= Frankfurt's Way or Labour's Way =

"Frankfurt's Way or Labour's Way" (sometimes repeated as "Labour's Way or Frankfurt's Way") was a campaign slogan used by the then Irish Labour Party leader Eamon Gilmore in advance of the country's 2011 general election. The phrase has become an archetypal example of a broken election promise in Irish politics. Described as "a desperate attempt to get votes", Gilmore claimed on 3 February 2011 that the Labour Party (if put into power) would renegotiate the recent EU-IMF deal brought in under the Fianna Fáil-Green Party coalition. The promise was made as Gilmore launched Labour's economic plan. Frankfurt (in Germany) is the location of the headquarters of the European Central Bank (ECB). The party made a very strong showing, almost doubling its share of the vote to become the second-largest party in the Dáil, its best showing ever. It then formed its own coalition with Fine Gael, but did not renegotiate the deal.

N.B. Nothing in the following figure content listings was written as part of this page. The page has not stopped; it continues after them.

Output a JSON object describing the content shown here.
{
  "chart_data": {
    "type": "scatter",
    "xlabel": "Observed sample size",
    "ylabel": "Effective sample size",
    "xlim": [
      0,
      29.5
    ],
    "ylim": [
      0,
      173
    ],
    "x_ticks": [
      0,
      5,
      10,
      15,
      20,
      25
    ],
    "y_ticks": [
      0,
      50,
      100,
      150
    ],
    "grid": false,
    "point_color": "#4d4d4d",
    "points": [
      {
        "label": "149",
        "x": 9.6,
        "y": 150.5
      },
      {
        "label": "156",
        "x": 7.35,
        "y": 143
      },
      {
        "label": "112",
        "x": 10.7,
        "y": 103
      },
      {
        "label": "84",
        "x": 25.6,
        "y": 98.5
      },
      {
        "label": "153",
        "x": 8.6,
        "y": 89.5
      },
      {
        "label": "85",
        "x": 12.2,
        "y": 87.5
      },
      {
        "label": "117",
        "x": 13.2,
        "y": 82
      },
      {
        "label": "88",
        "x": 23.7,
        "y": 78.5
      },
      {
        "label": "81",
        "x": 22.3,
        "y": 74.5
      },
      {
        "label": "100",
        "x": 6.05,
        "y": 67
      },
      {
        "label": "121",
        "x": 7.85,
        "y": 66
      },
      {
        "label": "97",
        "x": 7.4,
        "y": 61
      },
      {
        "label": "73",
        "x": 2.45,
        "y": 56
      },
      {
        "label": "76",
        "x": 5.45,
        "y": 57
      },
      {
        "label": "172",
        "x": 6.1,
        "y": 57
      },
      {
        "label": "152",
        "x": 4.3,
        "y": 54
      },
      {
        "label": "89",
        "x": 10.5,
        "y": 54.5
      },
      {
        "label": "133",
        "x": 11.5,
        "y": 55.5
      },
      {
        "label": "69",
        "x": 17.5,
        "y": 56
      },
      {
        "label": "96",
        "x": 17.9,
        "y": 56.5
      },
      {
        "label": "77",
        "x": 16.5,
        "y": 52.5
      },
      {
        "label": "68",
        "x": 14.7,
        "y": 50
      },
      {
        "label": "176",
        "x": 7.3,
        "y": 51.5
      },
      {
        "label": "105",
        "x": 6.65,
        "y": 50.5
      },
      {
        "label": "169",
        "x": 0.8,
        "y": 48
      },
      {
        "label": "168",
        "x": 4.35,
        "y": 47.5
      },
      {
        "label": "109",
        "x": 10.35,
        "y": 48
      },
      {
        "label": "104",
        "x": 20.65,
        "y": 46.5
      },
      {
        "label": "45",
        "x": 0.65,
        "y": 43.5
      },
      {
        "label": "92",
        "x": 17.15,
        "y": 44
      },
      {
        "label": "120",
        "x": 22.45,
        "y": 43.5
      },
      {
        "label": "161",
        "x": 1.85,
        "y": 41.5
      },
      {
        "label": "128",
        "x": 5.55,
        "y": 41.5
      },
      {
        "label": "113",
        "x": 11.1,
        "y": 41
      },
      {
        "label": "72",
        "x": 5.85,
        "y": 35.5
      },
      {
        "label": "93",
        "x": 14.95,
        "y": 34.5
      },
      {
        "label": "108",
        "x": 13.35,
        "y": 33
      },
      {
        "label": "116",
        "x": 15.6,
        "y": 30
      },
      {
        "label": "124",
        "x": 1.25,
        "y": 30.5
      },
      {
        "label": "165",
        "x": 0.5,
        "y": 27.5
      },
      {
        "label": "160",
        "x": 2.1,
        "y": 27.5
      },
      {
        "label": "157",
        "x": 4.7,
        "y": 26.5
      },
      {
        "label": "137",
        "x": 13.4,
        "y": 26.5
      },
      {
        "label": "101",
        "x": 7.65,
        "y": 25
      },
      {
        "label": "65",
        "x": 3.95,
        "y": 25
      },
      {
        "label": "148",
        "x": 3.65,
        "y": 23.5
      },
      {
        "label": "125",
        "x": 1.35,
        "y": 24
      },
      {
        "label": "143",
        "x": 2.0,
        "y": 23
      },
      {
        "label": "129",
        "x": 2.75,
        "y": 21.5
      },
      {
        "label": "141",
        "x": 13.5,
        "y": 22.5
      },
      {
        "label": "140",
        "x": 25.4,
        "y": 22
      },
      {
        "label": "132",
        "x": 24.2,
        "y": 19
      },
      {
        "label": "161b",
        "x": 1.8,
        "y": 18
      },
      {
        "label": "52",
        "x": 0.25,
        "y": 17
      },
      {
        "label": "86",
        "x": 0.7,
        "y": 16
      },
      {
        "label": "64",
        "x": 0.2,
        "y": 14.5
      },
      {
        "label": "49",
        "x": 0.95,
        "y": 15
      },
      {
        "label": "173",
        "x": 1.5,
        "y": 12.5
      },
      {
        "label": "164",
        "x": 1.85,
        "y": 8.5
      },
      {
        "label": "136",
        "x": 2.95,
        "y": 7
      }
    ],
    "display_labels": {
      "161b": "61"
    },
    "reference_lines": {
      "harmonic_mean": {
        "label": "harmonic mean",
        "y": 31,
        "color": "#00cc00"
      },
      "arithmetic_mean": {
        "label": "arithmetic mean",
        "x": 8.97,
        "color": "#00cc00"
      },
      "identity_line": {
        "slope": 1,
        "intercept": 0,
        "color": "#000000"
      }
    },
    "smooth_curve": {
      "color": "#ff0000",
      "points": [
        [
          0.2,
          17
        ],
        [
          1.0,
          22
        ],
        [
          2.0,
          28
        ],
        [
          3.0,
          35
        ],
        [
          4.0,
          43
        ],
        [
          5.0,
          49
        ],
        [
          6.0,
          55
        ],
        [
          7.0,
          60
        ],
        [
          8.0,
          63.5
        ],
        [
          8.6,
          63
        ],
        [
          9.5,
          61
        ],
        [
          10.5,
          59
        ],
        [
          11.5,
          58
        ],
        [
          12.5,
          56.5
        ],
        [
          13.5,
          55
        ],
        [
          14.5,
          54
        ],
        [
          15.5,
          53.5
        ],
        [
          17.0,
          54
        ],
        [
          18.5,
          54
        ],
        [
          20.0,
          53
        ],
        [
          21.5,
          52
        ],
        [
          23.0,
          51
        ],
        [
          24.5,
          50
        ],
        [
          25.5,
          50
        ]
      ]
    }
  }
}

In 2012, after a decline of 25 per cent in their vote previous year's election evaporated, the Irish Independent said the Labour Party was "haunted" by the promise. The following month, the European Fiscal Compact was enshrined in the Constitution, thereby ensuring the very fiscal compliance Labour had vowed to oppose. Gilmore's promise was also mentioned following the rush through the Oireachtas of legislation to liquidate IBRC in 2013. Even Labour stalwart Fergus Finlay admitted in 2015 that it was "a phrase he [Gilmore] had difficulty living down". However, Alan Kelly claimed "A lot of Labour's way was achieved" when quizzed on Gilmore's promise in 2015.

In Labour's centenary year, state television (RTÉ) produced a two-part documentary on the history of the party, titled Labour's Way.